To Be Good Citizens, Report Says, Companies Should Just Focus on Bottom Line

“Using a single bottom line allows companies to create social benefits in the most efficient way while continuing to maximize profits,” said Daniel Altman, a consultant at the firm, Dalberg Global Development Advisors.

He and his co-author, Jonathan Berman, also a Dalberg consultant, contend in particular that moves by companies to adopt double and triple bottom lines, which add to profit the measures of a company’s social and environmental impact to evaluate performance, are distractions.

“The real social value comes overwhelmingly from what companies do through their core business, the skills and supply chains built up around them, and then the revenue that comes into government as a result of their profitability,” Mr. Berman said.

Companies spent an estimated $14.1 billion on philanthropy in 2009, according to Giving USA, the annual report on giving produced by fund-raising consultants. Companies typically do not report how much they spend on corporate social responsibility, which is often part of the overall marketing budget.

The paper, which is being published by the Stern School of Business at New York University, where Mr. Altman is an adjunct professor, coincides with the debate over how corporations can be responsible global citizens.

Many wealthy business leaders recently have sought to emphasize the social impact that companies have, especially through jobs. Charles T. Munger, Warren E. Buffett’s right-hand man at Berkshire Hathaway, for instance, once said he thought “Costco does more for civilization than the Rockefeller Foundation.”

And Carlos Slim Helú, the Mexican billionaire, has said he believes his vast telecommunications and infrastructure businesses do more to advance social welfare through their creation of jobs than his philanthropy. “Of course, business cannot replace philanthropy,” he said in an interview last spring with The New York Times. “But giving people work so they can help themselves is an important contribution to society.”

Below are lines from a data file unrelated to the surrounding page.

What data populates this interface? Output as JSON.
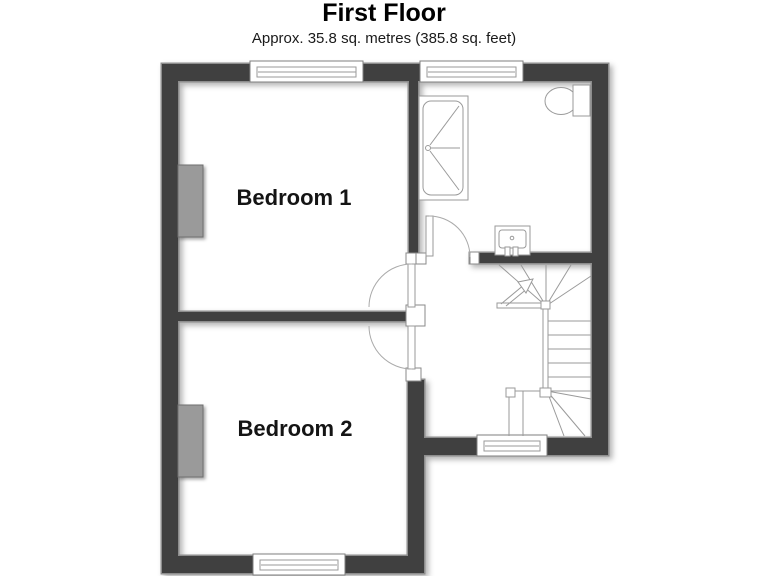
{
  "title": "First Floor",
  "subtitle": "Approx. 35.8 sq. metres (385.8 sq. feet)",
  "rooms": {
    "bedroom1": {
      "label": "Bedroom 1"
    },
    "bedroom2": {
      "label": "Bedroom 2"
    }
  },
  "symbols": [
    "window",
    "door-swing",
    "bath-shower",
    "toilet",
    "wash-basin",
    "staircase-winder",
    "up-arrow",
    "chimney-breast"
  ],
  "colors": {
    "wall": "#3f3f3f",
    "wall_outline": "#8d8d8d",
    "chimney": "#9a9a9a",
    "fixture_line": "#9a9a9a",
    "label_text": "#141414",
    "background": "#ffffff"
  }
}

At the same time, a growing number of states — including Michigan, Illinois and Utah — have approved the establishment of low-profit, limited liability, or LC3, companies that are run like normal businesses except that making money is secondary to the goal of delivering social benefits.

Most important, the structure allows such business to tap into traditional capital markets and attract private investors, which nonprofits cannot do.

Mr. Altman noted that such government encouragement of corporate social activism was necessary sometimes, when market forces simply did not address a needed public service.

The paper emphasizes that companies that work for long-term profitability, in contrast to managing their business for quarterly performance, often generate public benefits as a byproduct. Mr. Berman cited Cargill as an example, which for decades has been giving cotton farmers in Africa seeds to grow foods.

The program creates two crop cycles, which is better for the soil, and over time, helps farmers affiliated with the company sell different crops.

Another example he cited was Exxon Mobil, which incorporates safety into its decisions about new exploration. Mr. Berman said the company did so because it lowered costs and thus enhanced profitability.

“Again and again, we’ve seen the most efficient way to create social benefits is by looking at how those benefits redound to the bottom line,” said Mr. Altman, who wrote economic commentary and editorials for The Times previously in his career.

In contrast, the paper notes that traditional corporate social responsibility programs and corporate philanthropy aim primarily to produce a social benefit and that any profits that may materialize are byproducts.

But neither Mr. Berman nor Mr. Altman argues for ending these programs. “I think they should simply be subjected to the same level of rigor as all the other investments companies make with the aim of improving profitability,” Mr. Altman said.